Orhan Pamuk'un Masumiyet Müzesi'ni okuyorum. 290. sayfasına geldim ve her sayfa atlayışımda Kemal gibi olmaktan korkuyorum. Sanki değilmişim gibi, saplantım felan yokmuş gibi. Tamam, onun kadar olmasa da az buçuk yakınım. Eşyalara bağımlılığımı 9 ay önce bırakma kararı almış ve yıllarca biriktirdiklerimi bir çırpıda atmıştım, atmak zorunda kaldım da denebilir aslında. Şimdi de çok kurtulmuş değilim işin gerçeği. Kemal gibi ben de hala bana "o an"ı hatırlatsın diye birşeyleri saklar dururum. Orama burama sürmüyorum ama. Adam kızın kullandığı cetveli bile ağzına soktu be.

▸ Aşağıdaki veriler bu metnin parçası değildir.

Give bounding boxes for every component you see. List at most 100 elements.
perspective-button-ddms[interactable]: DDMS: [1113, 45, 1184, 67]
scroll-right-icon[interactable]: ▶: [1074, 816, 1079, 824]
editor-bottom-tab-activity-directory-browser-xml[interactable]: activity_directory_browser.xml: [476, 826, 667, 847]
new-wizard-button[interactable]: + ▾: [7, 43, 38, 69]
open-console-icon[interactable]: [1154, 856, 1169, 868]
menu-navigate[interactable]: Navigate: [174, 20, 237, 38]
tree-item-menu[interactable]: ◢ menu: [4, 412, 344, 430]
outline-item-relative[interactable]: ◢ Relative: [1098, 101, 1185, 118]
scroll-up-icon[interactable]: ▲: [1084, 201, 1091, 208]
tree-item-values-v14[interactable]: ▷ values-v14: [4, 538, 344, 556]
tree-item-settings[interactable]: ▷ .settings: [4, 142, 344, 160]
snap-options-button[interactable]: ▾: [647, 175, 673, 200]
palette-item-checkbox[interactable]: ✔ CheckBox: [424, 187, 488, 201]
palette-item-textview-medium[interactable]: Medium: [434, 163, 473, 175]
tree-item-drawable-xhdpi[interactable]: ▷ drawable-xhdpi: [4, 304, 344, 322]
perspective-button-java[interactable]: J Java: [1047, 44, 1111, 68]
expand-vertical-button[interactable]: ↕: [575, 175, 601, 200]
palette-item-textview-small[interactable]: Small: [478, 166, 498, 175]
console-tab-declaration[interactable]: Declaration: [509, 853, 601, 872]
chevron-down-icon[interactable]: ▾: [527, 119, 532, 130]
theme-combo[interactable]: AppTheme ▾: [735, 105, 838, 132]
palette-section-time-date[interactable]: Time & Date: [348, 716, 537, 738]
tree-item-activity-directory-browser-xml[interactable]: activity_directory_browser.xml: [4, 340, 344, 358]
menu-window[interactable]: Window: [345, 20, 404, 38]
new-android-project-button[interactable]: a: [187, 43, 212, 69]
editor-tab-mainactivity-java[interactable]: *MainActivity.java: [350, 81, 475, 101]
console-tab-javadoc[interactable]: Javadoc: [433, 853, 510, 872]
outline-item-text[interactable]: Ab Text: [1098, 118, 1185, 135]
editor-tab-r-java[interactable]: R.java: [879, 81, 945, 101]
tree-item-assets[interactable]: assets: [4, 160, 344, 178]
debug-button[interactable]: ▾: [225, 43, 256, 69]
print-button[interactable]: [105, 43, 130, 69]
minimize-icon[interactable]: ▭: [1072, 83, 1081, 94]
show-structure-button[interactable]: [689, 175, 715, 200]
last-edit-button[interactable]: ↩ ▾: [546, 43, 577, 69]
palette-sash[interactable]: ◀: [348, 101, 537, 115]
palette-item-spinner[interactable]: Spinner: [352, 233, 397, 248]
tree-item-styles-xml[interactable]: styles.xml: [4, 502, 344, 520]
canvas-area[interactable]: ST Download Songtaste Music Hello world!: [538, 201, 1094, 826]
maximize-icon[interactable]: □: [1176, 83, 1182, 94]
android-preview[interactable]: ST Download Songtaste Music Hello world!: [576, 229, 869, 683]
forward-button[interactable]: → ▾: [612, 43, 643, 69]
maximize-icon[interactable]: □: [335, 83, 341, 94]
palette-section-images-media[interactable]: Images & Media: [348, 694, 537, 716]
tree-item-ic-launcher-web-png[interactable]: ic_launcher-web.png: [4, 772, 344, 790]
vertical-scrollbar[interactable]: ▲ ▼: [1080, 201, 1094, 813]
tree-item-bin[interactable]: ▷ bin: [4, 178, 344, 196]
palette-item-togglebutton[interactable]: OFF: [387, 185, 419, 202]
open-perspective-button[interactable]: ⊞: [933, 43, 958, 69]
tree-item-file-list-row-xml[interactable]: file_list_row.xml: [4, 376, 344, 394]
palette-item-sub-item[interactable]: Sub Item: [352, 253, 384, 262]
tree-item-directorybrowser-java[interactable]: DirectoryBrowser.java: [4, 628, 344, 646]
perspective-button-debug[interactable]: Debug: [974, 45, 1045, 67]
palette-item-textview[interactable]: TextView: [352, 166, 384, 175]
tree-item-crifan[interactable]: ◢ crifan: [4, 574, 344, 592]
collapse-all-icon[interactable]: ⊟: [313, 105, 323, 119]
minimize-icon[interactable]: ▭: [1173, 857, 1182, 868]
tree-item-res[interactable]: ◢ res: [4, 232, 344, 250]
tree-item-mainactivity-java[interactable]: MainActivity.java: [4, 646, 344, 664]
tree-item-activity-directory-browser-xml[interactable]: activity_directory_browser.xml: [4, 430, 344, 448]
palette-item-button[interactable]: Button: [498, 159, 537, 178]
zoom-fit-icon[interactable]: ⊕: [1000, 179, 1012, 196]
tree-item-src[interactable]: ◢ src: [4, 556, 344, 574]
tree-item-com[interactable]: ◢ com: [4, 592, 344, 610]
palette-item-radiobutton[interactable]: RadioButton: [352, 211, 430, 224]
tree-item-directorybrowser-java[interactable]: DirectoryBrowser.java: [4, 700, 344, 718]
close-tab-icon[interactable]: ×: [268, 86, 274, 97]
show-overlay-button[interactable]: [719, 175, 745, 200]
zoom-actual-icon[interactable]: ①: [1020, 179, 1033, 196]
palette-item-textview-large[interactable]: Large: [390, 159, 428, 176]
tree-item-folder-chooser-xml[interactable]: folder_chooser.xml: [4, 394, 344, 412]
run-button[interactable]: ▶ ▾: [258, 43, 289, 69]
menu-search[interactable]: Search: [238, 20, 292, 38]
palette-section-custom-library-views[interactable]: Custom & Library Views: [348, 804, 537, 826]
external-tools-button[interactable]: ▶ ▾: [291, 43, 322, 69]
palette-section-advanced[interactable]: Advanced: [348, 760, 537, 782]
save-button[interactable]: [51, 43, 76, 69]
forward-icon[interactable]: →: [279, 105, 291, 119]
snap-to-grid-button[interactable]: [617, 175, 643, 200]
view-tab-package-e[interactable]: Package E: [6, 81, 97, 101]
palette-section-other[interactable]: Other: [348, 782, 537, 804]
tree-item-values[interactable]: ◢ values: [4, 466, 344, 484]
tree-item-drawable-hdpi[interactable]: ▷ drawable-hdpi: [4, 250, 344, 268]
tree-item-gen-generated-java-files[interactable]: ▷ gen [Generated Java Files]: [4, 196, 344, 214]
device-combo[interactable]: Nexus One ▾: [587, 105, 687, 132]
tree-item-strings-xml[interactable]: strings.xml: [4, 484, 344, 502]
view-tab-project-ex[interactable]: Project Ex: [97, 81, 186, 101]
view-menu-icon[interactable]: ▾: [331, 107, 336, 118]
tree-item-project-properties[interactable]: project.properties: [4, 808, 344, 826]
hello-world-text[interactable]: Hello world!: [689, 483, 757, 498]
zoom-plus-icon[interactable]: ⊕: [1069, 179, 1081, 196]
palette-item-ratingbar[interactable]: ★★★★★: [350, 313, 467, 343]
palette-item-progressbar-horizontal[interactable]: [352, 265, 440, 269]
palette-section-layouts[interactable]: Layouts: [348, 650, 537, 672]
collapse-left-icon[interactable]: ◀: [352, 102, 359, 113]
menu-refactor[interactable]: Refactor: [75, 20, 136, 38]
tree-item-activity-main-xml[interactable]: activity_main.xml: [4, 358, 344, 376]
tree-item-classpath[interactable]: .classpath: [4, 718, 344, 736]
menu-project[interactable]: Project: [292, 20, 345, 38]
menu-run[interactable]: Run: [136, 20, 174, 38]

Orhan Pamuk mutluluk için şöyle bir şey yazmış; "Mutluluk, insanın sevdiği kişiye yakın olmasıdur yalnızca". Bu cümleyi okuyunca şöyle bir kendime baktım, sanki mutsuz olduğumu yeni farketmiş gibi "evet, mutluluk insanın sevdiği kişiye yakın olmasıdır" diye Pamuk'u doğruladım.
Karıncalardan nefret ediyorum ama beni inatla yalnız bırakmadıkları için onları tebrik ediyorum, tebrik ederken telef ettiklerim için yaradandan tabiki af diliyorum.